Mr McGlynn pointed to recent inflation data as further evidence that rate relief would remain out of reach in the near term.
"The jump in annual headline inflation – up to 3.2 per cent in the September quarter from 2.1 per cent in June – reinforces the likelihood that current market conditions will persist. Cost-of-living pressures, low supply and barriers to entry or upsize remain at the centre of decision-making for many.”


Year-end outlook.
While Sydney's property fundamentals remain resilient – supported by strong population growth and strong demand for well-located homes across the lifestyle market – the absence of near-term rate relief will temper transactional momentum heading into 2026. BresicWhitney anticipates measured buying and selling activity across November and December, without the urgency that defined October.

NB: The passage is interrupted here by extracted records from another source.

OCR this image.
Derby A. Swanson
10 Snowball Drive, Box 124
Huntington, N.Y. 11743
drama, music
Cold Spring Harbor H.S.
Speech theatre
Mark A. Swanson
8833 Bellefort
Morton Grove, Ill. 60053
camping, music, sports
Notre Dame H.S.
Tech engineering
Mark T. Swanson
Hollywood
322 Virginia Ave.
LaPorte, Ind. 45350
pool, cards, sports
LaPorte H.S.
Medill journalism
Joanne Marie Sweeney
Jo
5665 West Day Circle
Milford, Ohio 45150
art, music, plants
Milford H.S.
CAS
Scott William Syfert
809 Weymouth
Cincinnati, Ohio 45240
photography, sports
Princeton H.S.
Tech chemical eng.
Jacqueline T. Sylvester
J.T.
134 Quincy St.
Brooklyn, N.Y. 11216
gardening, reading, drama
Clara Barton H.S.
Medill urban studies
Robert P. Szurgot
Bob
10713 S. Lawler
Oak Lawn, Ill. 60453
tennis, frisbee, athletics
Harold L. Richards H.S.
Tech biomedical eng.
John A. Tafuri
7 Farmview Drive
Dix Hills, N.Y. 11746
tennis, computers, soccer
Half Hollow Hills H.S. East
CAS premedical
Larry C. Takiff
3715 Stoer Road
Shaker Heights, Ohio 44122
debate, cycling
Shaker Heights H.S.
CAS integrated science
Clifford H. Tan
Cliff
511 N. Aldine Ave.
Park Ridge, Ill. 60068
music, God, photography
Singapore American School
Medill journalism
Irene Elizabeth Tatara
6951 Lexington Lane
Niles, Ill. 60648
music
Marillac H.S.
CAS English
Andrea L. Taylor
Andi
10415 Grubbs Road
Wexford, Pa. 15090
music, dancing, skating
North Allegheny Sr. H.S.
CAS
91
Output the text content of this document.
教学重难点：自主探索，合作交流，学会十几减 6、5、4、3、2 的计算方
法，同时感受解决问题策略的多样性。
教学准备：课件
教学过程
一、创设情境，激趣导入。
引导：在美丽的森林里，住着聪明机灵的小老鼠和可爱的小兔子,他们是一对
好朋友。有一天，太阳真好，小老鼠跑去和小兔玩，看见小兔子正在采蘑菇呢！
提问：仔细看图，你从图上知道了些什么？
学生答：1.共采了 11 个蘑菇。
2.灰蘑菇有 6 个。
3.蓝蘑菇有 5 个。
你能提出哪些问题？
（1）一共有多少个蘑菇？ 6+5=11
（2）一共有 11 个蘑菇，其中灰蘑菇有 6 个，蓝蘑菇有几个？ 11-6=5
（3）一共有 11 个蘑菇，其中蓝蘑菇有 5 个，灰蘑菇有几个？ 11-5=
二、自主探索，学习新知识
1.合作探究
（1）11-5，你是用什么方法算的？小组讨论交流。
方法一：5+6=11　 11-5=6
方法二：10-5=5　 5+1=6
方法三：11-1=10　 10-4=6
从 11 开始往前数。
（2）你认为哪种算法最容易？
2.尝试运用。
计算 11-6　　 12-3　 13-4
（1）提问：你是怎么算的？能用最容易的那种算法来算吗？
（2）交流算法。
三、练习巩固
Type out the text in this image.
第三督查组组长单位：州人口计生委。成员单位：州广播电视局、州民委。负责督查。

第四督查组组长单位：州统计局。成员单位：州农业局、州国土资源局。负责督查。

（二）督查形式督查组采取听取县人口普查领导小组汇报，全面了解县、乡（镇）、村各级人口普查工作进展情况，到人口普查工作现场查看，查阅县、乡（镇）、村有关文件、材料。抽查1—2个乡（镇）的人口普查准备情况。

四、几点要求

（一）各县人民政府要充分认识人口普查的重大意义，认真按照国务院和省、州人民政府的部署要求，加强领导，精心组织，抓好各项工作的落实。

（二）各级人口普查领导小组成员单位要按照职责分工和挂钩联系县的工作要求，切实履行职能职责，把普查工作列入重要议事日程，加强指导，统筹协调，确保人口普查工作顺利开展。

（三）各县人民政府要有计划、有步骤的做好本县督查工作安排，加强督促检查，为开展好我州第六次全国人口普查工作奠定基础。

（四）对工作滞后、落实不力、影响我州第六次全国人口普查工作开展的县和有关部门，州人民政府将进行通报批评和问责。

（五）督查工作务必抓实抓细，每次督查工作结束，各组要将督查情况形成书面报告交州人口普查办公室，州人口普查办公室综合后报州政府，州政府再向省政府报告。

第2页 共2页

“For sellers, this environment reinforces the importance of property presentation, pricing that meets the market, and flexibility as to how and when a property might sell. Transactional activity is now less reliant on traditional seasons, which by and large is a positive. This means that there will be those watching the market closely over the summer period, confident to move on opportunities as they present themselves.”